By Linda Rosencrance
IBM (IBM) and the Beijing-based Energy-Blockchain Labs are taking blockchain technology where no other commercial application of the technology has gone before ― the carbon asset market.
The companies have launched what they say is “the world’s first blockchain-based green assets trading platform,” built with the Linux Foundation’s Hyperledger Fabric and deployed using IBM Blockchain.
Currently in use by the carbon asset market in China, the platform will allow enterprises to generate carbon assets more efficiently, in accordance with China's Carbon Emission Reduction quota and its 2020 reduction goals in keeping with the Paris Agreement.
This is particularly important to China, which is the world’s largest producer of carbon emissions, Cao Yin, chief strategy officer of Energy-Blockchain Labs, said in a statement.
Using smart contract-based transactions, the platform will shorten the carbon assets development cycle and reduce the cost of development by 20 to 30 percent, Yin said.
The blockchain’s immutable ledger will make it easier and less expensive for regulatory authorities to audit and oversee the trading of carbon allowances under China’s cap-and-trade system, a program that has previously raised concerns of fraud in China and other countries.
“Blockchain technology also provides transparency and auditability, which help stakeholders address regulatory requirements,” according to the statement.
Energy-Blockchain Labs and IBM plan to roll out a beta version of the carbon asset management platform on blockchain in May and offer it commercially later this year.
But these organizations aren’t alone in their desire to use blockchain for environmental purposes.
Environmentally conscious people are investigating the use of blockchain technology to improve the sustainability of a number of industries, including forestry, energy, fisheries, organic food and mining, as well as to improve carbon accounting, air pollution monitoring, material recycling and more, according to an article in GreenBiz.
Blockchains could be used to ensure that seafood, lumber and other products that are sold as being environmentally friendly really are.
GreenBiz offers the following example: Ikea wants to sell a desk made from wood cut in a sustainable Indonesian forest.

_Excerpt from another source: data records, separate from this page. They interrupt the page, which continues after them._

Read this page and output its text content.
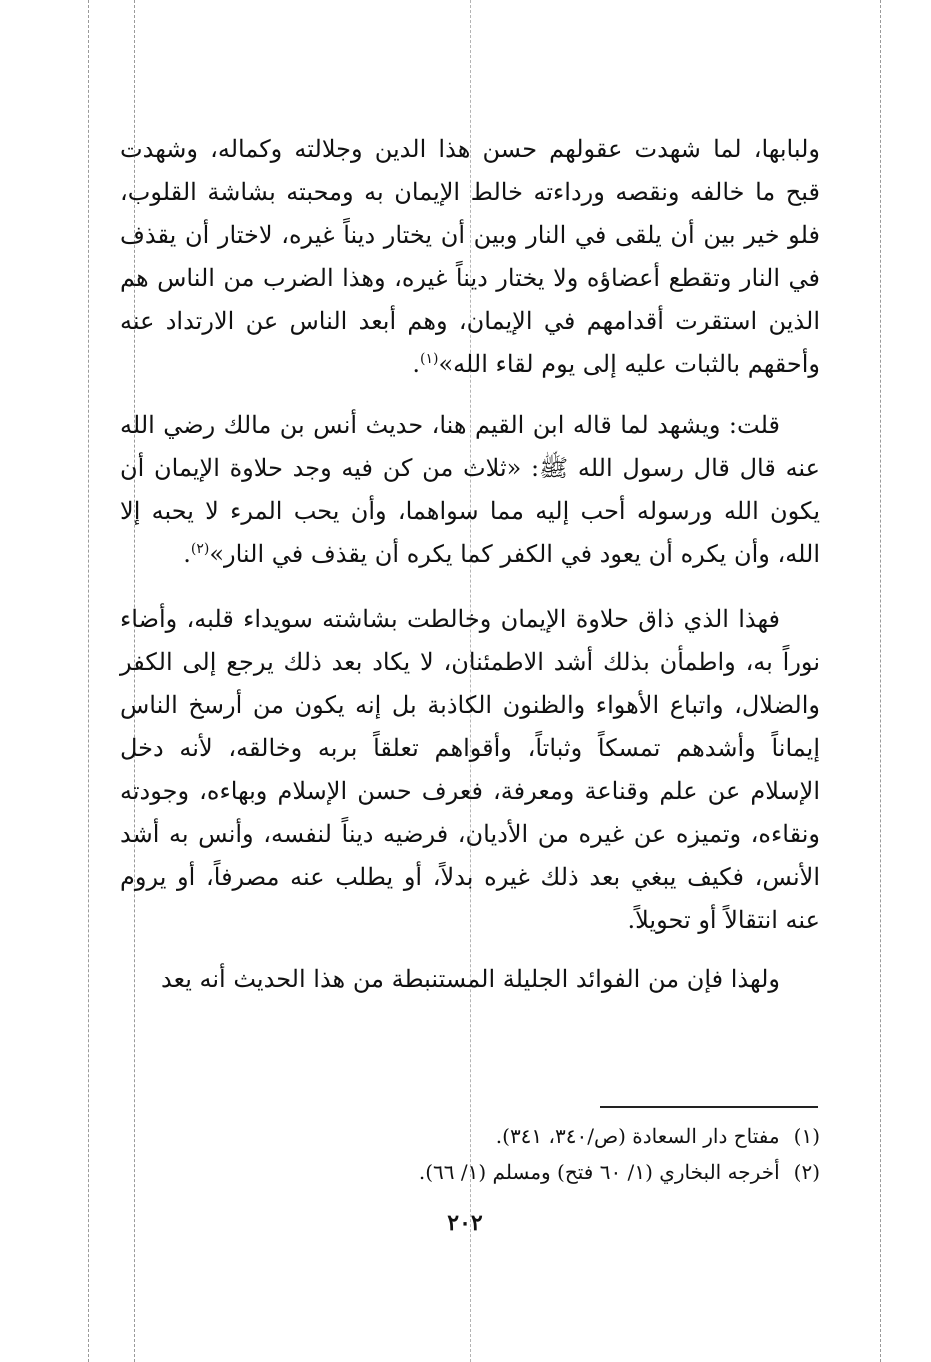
ولبابها، لما شهدت عقولهم حسن هذا الدين وجلالته وكماله، وشهدت قبح ما خالفه ونقصه ورداءته خالط الإيمان به ومحبته بشاشة القلوب، فلو خير بين أن يلقى في النار وبين أن يختار ديناً غيره، لاختار أن يقذف في النار وتقطع أعضاؤه ولا يختار ديناً غيره، وهذا الضرب من الناس هم الذين استقرت أقدامهم في الإيمان، وهم أبعد الناس عن الارتداد عنه وأحقهم بالثبات عليه إلى يوم لقاء الله»$^{(١)}$.

قلت: ويشهد لما قاله ابن القيم هنا، حديث أنس بن مالك رضي الله عنه قال قال رسول الله ﷺ: «ثلاث من كن فيه وجد حلاوة الإيمان أن يكون الله ورسوله أحب إليه مما سواهما، وأن يحب المرء لا يحبه إلا الله، وأن يكره أن يعود في الكفر كما يكره أن يقذف في النار»$^{(٢)}$.

فهذا الذي ذاق حلاوة الإيمان وخالطت بشاشته سويداء قلبه، وأضاء نوراً به، واطمأن بذلك أشد الاطمئنان، لا يكاد بعد ذلك يرجع إلى الكفر والضلال، واتباع الأهواء والظنون الكاذبة بل إنه يكون من أرسخ الناس إيماناً وأشدهم تمسكاً وثباتاً، وأقواهم تعلقاً بربه وخالقه، لأنه دخل الإسلام عن علم وقناعة ومعرفة، فعرف حسن الإسلام وبهاءه، وجودته ونقاءه، وتميزه عن غيره من الأديان، فرضيه ديناً لنفسه، وأنس به أشد الأنس، فكيف يبغي بعد ذلك غيره بدلاً، أو يطلب عنه مصرفاً، أو يروم عنه انتقالاً أو تحويلاً.

ولهذا فإن من الفوائد الجليلة المستنبطة من هذا الحديث أنه يعد

(١)مفتاح دار السعادة (ص/٣٤٠، ٣٤١).

(٢)أخرجه البخاري (١/ ٦٠ فتح) ومسلم (١/ ٦٦).

٢٠٢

But since Ikea needs to guarantee that the desk contains that specific wood, the company must follow the wood from the time it’s harvested through milling to the finished product.

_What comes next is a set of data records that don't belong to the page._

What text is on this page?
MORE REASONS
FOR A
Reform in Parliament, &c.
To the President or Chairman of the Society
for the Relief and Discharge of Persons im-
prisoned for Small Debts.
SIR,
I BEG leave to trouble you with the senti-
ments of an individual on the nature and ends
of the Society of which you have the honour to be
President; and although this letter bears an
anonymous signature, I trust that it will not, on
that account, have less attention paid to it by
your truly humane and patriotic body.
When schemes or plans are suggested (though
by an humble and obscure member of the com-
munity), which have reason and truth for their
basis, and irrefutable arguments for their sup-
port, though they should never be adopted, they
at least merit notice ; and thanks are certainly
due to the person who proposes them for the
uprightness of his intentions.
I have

Currently, the wood products industry handles this with chain of custody (CoC) certification done through annual audits that typically include on-site inspections, sample control of documents and employee interviews.

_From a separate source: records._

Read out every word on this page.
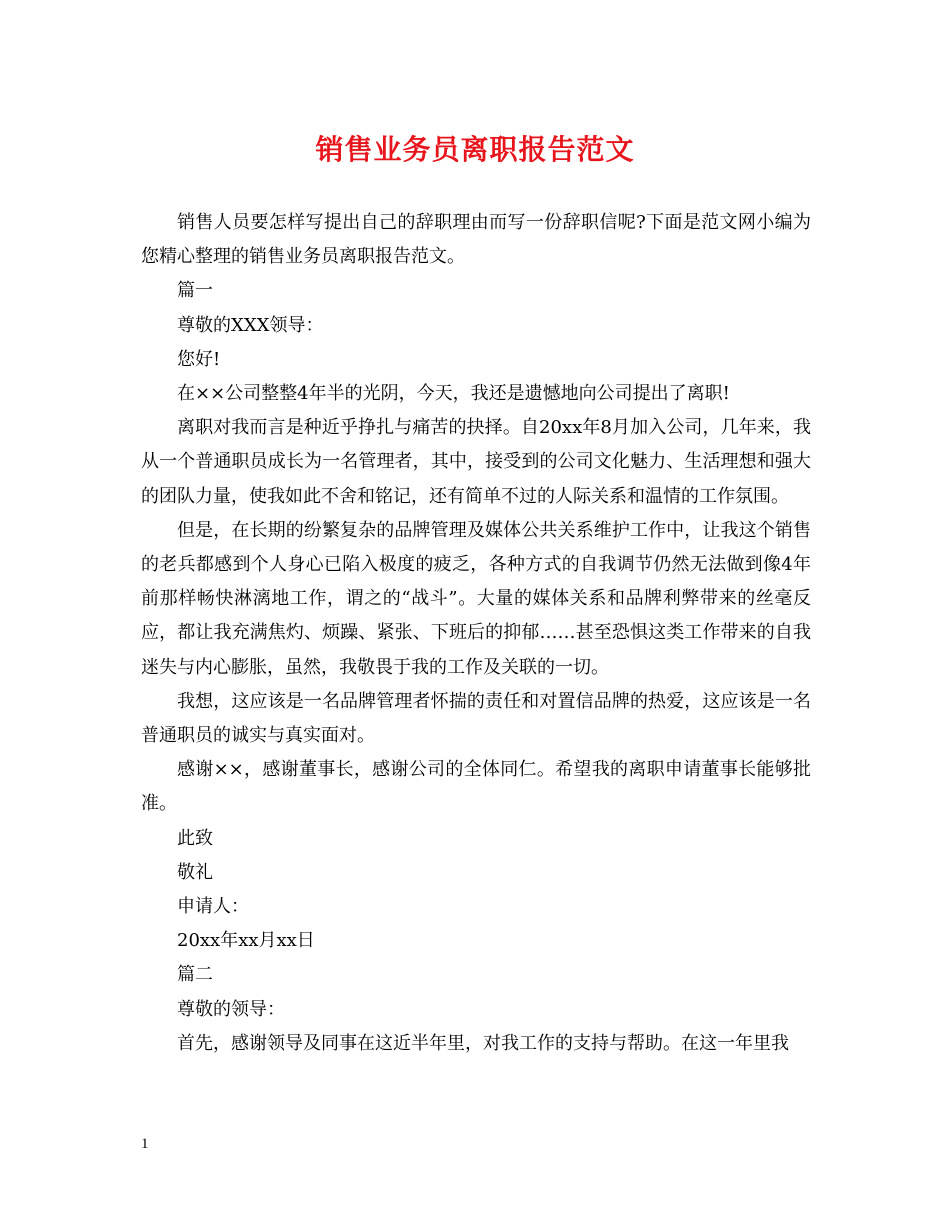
销售业务员离职报告范文

销售人员要怎样写提出自己的辞职理由而写一份辞职信呢?下面是范文网小编为您精心整理的销售业务员离职报告范文。

篇一

尊敬的XXX领导：

您好!

在××公司整整4年半的光阴，今天，我还是遗憾地向公司提出了离职!

离职对我而言是种近乎挣扎与痛苦的抉择。自20xx年8月加入公司，几年来，我从一个普通职员成长为一名管理者，其中，接受到的公司文化魅力、生活理想和强大的团队力量，使我如此不舍和铭记，还有简单不过的人际关系和温情的工作氛围。

但是，在长期的纷繁复杂的品牌管理及媒体公共关系维护工作中，让我这个销售的老兵都感到个人身心已陷入极度的疲乏，各种方式的自我调节仍然无法做到像4年前那样畅快淋漓地工作，谓之的“战斗”。大量的媒体关系和品牌利弊带来的丝毫反应，都让我充满焦灼、烦躁、紧张、下班后的抑郁……甚至恐惧这类工作带来的自我迷失与内心膨胀，虽然，我敬畏于我的工作及关联的一切。

我想，这应该是一名品牌管理者怀揣的责任和对置信品牌的热爱，这应该是一名普通职员的诚实与真实面对。

感谢××，感谢董事长，感谢公司的全体同仁。希望我的离职申请董事长能够批准。

此致

敬礼

申请人：

20xx年xx月xx日

篇二

尊敬的领导：

首先，感谢领导及同事在这近半年里，对我工作的支持与帮助。在这一年里我

1
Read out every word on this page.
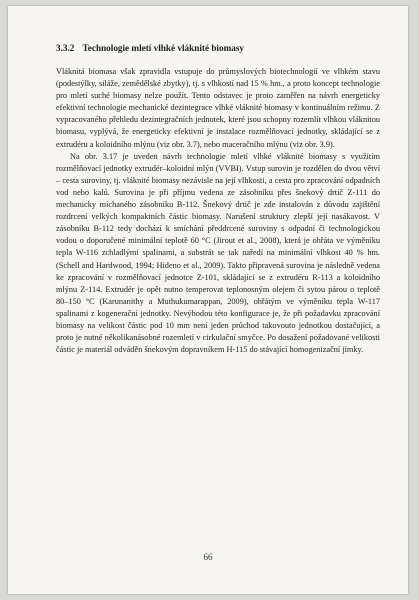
3.3.2 Technologie mletí vlhké vláknité biomasy

Vláknitá biomasa však zpravidla vstupuje do průmyslových biotechnologií ve vlhkém stavu (podestýlky, siláže, zemědělské zbytky), tj. s vlhkostí nad 15 % hm., a proto koncept technologie pro mletí suché biomasy nelze použít. Tento odstavec je proto zaměřen na návrh energeticky efektivní technologie mechanické dezintegrace vlhké vláknité biomasy v kontinuálním režimu. Z vypracovaného přehledu dezintegračních jednotek, které jsou schopny rozemlít vlhkou vláknitou biomasu, vyplývá, že energeticky efektivní je instalace rozmělňovací jednotky, skládající se z extrudéru a koloidního mlýnu (viz obr. 3.7), nebo maceračního mlýnu (viz obr. 3.9).

Na obr. 3.17 je uveden návrh technologie mletí vlhké vláknité biomasy s využitím rozmělňovací jednotky extrudér–koloidní mlýn (VVBI). Vstup surovin je rozdělen do dvou větví – cesta suroviny, tj. vláknité biomasy nezávisle na její vlhkosti, a cesta pro zpracování odpadních vod nebo kalů. Surovina je při příjmu vedena ze zásobníku přes šnekový drtič Z-111 do mechanicky míchaného zásobníku B-112. Šnekový drtič je zde instalován z důvodu zajištění rozdrcení velkých kompaktních částic biomasy. Narušení struktury zlepší její nasákavost. V zásobníku B-112 tedy dochází k smíchání předdrcené suroviny s odpadní či technologickou vodou o doporučené minimální teplotě 60 °C (Jirout et al., 2008), která je ohřáta ve výměníku tepla W-116 zchladlými spalinami, a substrát se tak naředí na minimální vlhkost 40 % hm. (Schell and Hardwood, 1994; Hideno et al., 2009). Takto připravená surovina je následně vedena ke zpracování v rozmělňovací jednotce Z-101, skládající se z extrudéru R-113 a koloidního mlýnu Z-114. Extrudér je opět nutno temperovat teplonosným olejem či sytou párou o teplotě 80–150 °C (Karunanithy a Muthukumarappan, 2009), ohřátým ve výměníku tepla W-117 spalinami z kogenerační jednotky. Nevýhodou této konfigurace je, že při požadavku zpracování biomasy na velikost částic pod 10 mm není jeden průchod takovouto jednotkou dostačující, a proto je nutné několikanásobné rozemletí v cirkulační smyčce. Po dosažení požadované velikosti částic je materiál odváděn šnekovým dopravníkem H-115 do stávající homogenizační jímky.

66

Although the CoC certification achieves its goal of verifying compliance with the system requirements, it isn’t all that good at detecting fraud or gross errors when it comes to the volumes that are sold as certified.
For that reason, The Programme for the Endorsement of Forestry Certification, responsible for around 740 million acres of certified forests throughout the world, is looking into using blockchain to trace provenance, the GreenBiz article noted.
“Because blockchain records transactions openly and permanently to its ledger, and this dynamic ledger is generally available to anyone who wants a copy, it opens up the whole tracking process to scrutiny while at the same time preventing any monopolistic third party from controlling the system,” according to the article.
Blockchain’s impact is also being felt in the energy sector. For instance, the Brooklyn Microgrid, a solar energy microgrid that relies on blockchain technology, is being formed in one neighborhood in Brooklyn, New York. This microgrid lets neighbors create a peer-to-peer energy trading system so they can trade energy among themselves, according to The New York Times.
The blockchain-based microgrid allows residents and businesses to join an electronic trading platform that lets producers of solar energy sell their excess renewable energy credits directly to neighbors within the microgrid without having to involve the electric company’s energy supply.
These are just a few examples of the way blockchain technology is enabling a sustainable society.
Blockchain technology expert Don Tapscott sums up the blockchain's influence this way: “I’ve been at this 35 years, writing about the digital age. I’ve never seen a technology that I thought had greater potential for humanity.”